The notion that one of the proteins resulting from various splicing factors could be Autoantigenic brings another dimension to bear!  That an abnormality at SB3F1 could in effect produce Autoantigen making the cell susceptible to Autoimmune death, another way that would limit its chances of spreading.  Remember, Melanoma is often susceptible to Interferon and now T cell CTLA-4 related agents (such as Ipilimumab). 

SB3F1, an early Mutation, influencing other late splicers and therefore "evolutionary", and rising autoimmunity!

(In MDS, SB3F1 is also associated with high Hb, Platelet counts, all the good stuff of better prognosis). It has been noted in CLL, MDS and Breast cancer, and now Uveal Melanoma.
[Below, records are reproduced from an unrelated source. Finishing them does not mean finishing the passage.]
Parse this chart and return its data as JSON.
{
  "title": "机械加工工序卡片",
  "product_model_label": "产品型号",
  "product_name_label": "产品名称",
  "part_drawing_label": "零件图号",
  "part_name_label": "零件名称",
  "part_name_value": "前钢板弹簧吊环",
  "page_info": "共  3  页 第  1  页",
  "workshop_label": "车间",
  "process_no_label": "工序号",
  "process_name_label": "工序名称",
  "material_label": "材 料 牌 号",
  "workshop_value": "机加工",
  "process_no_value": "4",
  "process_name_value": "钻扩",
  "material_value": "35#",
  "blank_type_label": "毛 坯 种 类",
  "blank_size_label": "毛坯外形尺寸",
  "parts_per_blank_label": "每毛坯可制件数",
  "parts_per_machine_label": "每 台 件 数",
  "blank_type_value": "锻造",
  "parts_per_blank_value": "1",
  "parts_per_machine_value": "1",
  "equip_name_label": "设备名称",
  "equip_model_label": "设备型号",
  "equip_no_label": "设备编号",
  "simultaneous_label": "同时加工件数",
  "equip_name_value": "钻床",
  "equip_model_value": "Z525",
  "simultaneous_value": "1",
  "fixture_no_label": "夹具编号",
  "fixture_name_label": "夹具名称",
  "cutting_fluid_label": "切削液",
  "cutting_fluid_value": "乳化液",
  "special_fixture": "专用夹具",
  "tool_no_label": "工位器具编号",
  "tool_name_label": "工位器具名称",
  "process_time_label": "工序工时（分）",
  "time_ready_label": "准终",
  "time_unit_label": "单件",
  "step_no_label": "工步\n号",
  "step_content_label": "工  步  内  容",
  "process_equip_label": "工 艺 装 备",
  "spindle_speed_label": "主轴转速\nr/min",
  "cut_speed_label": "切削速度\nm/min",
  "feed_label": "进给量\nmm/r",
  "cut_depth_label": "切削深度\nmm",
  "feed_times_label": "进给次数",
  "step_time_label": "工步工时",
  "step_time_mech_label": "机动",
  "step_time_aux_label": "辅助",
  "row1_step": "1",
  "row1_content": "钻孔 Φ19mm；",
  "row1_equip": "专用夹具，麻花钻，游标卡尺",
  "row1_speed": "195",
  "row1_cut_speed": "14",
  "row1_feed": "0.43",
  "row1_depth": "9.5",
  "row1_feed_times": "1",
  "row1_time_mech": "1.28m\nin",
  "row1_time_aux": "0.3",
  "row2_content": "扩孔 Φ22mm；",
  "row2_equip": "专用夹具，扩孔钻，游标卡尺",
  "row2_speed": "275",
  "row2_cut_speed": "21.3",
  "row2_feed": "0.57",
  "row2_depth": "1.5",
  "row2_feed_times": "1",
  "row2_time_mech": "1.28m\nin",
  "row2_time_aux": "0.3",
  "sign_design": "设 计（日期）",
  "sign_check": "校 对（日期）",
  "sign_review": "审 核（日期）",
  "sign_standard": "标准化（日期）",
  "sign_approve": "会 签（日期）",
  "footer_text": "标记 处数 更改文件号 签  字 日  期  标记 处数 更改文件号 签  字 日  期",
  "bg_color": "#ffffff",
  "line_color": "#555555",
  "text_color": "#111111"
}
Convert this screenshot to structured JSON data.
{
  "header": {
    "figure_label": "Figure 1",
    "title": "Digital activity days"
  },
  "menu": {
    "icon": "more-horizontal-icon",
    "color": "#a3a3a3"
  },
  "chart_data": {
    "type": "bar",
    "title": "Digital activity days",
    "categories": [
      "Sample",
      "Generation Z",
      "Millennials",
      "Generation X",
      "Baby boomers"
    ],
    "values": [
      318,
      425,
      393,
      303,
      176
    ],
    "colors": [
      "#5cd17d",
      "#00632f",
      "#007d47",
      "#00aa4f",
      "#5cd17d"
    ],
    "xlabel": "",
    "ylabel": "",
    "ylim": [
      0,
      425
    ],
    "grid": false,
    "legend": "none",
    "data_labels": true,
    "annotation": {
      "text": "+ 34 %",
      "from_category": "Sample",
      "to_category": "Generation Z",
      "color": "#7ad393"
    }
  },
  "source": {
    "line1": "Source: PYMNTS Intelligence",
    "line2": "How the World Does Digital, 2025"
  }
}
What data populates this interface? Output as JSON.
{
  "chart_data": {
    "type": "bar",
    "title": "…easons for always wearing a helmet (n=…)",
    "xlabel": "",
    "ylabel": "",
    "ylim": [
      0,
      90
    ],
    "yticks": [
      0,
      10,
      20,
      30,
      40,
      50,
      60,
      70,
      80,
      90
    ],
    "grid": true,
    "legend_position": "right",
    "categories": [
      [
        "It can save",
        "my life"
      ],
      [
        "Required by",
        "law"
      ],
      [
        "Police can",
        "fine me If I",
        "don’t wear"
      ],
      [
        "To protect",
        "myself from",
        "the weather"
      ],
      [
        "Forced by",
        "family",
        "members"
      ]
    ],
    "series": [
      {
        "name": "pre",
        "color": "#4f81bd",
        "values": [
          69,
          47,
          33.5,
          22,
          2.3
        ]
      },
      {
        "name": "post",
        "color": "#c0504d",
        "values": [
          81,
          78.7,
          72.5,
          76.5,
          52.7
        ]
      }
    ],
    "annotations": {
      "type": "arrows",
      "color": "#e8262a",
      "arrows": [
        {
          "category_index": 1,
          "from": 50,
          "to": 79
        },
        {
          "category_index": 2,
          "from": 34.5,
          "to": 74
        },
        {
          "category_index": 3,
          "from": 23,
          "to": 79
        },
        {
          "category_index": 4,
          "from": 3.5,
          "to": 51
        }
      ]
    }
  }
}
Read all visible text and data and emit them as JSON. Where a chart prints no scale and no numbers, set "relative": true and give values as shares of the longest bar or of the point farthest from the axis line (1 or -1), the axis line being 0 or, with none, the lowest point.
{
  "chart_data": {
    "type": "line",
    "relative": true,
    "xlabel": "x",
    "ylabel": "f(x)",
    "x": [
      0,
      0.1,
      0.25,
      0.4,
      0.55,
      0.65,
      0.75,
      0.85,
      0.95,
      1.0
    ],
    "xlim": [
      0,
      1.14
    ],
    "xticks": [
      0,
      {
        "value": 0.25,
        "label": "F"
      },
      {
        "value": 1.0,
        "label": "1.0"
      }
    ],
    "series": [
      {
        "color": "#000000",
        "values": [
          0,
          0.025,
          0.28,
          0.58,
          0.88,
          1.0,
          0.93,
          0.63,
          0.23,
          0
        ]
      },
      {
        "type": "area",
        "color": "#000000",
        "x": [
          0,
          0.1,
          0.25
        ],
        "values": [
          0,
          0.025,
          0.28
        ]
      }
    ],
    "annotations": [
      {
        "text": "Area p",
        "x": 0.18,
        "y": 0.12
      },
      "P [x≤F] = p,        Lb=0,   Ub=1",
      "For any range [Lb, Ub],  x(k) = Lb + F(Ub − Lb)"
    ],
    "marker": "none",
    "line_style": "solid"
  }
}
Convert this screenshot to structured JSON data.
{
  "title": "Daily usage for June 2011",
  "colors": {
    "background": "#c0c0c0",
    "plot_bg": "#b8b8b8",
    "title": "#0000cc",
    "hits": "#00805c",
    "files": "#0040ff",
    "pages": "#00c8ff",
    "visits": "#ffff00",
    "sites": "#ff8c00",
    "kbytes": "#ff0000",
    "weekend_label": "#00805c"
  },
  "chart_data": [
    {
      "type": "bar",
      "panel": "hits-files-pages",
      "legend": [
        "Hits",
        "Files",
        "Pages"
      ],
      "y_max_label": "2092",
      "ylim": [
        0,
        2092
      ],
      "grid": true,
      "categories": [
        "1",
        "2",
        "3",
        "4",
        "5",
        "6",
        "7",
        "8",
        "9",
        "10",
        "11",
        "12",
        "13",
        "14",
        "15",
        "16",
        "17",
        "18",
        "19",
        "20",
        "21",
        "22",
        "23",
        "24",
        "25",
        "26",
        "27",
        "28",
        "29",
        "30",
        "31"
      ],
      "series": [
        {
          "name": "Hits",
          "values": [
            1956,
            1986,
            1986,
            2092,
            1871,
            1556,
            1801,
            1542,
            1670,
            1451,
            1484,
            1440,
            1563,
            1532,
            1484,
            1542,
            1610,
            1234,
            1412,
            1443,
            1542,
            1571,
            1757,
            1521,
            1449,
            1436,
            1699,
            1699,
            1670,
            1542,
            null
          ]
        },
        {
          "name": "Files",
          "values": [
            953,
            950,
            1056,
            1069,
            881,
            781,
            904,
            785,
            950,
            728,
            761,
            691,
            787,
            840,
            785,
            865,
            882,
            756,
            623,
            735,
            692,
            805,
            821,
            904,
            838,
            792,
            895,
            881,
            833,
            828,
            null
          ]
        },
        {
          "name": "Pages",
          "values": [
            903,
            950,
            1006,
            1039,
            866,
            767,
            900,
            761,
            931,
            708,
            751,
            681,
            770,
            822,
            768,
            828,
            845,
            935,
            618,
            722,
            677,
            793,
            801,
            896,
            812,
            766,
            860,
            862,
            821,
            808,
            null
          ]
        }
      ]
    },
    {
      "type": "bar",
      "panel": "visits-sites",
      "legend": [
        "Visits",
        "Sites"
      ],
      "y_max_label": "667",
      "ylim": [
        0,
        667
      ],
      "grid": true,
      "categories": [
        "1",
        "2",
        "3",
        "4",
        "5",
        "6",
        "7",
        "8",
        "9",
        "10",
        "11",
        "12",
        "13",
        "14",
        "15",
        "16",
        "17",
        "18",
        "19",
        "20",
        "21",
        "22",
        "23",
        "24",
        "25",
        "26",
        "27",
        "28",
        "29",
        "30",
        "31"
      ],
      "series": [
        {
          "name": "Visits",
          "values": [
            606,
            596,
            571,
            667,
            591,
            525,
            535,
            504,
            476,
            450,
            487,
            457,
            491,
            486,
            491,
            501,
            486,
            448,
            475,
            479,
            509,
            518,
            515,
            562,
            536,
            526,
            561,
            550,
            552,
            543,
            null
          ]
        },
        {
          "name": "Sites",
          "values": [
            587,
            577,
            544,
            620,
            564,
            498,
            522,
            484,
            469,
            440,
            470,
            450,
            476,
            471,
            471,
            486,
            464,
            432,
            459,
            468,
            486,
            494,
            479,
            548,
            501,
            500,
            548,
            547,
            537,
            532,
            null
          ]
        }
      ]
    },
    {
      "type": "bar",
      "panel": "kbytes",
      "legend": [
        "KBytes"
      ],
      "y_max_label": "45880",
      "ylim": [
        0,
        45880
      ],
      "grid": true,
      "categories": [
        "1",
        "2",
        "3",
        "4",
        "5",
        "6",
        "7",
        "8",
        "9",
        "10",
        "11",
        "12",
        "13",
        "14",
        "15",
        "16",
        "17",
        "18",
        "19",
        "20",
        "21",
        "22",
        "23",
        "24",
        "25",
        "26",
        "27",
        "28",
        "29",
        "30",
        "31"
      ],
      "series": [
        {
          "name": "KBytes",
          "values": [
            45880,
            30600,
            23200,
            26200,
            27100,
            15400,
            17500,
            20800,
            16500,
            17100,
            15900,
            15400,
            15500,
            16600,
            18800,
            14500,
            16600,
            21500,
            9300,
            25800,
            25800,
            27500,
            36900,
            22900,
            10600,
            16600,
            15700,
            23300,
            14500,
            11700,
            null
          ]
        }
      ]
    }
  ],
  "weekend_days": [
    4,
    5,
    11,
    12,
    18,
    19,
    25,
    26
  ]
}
Presence of TET2, an angel of proliferation, will stop the good prognosis acting of SB3F1.  And so will the presence of Mutations in P53, EZH, ETV6, RUNX-1, and ASXL! (check it out!) it's all in the literature... 

2. BAP-1 
--------------
Members of the polycomb-group proteins (PcG) of highly conserved transcriptional repressors required for long-term silencing of genes that regulate cell fate determination, stem cell pluripotency, and other developmental processes.[3]"  (wikepedia

In cancer, BAP1 can function both as a Tumor suppressor and as a Metastasis suppressor.
BAP1 mutations were identified in a small number of breast and lung cancer cell lines,[1] but BAP1 was first shown to act as a tumor suppressor in cultured cells, where its deubiquitinase (UCH) domain and Nuclear localization sequences were required for BAP1 to suppress cell growth.[9] In 2010, Exome sequencing identified inactivating mutations in BAP1 in 47% of Uveal melanomas, and BAP1 mutation was strongly associated with metastasis.[10] These mutations included multiple Nonsense mutations and splice site mutations throughout the gene. missense mutations were only found within the UCH and ULD domains, further supporting the requirement for BAP1 catalytic function. This study also identified a Germline mutation in one of the uveal melanoma patients, suggesting that, besides being a Metastasis suppressor, BAP1 could predispose certain people to more aggressive uveal melanoma tumors. Shortly thereafter, BAP1 mutations were identified in aggressive Mesotheliomas with similar mutations as seen in melanomas,[11] and have also been reported in renal cell carcinomas.[12]
Two studies used Genome sequencing independently to identify Germline mutations in BAP1 in families with Genetic predispositions to mesothelioma[13] and melanocytic skin tumors[14] Further studies have identified germline BAP1 mutations associated with other cancers.[15] These studies suggest that germline mutation of BAP1 results in a Tumor Predisposition Syndrome linking BAP1 to many more cancers. (wikipedia)

In lung cancer, it is associated with no lymph node involvement and therefore of Good prognosis.

BRCA-1 Associated Protein-1 could be associated with BRAF, and 15% of clear cell Renal cancers.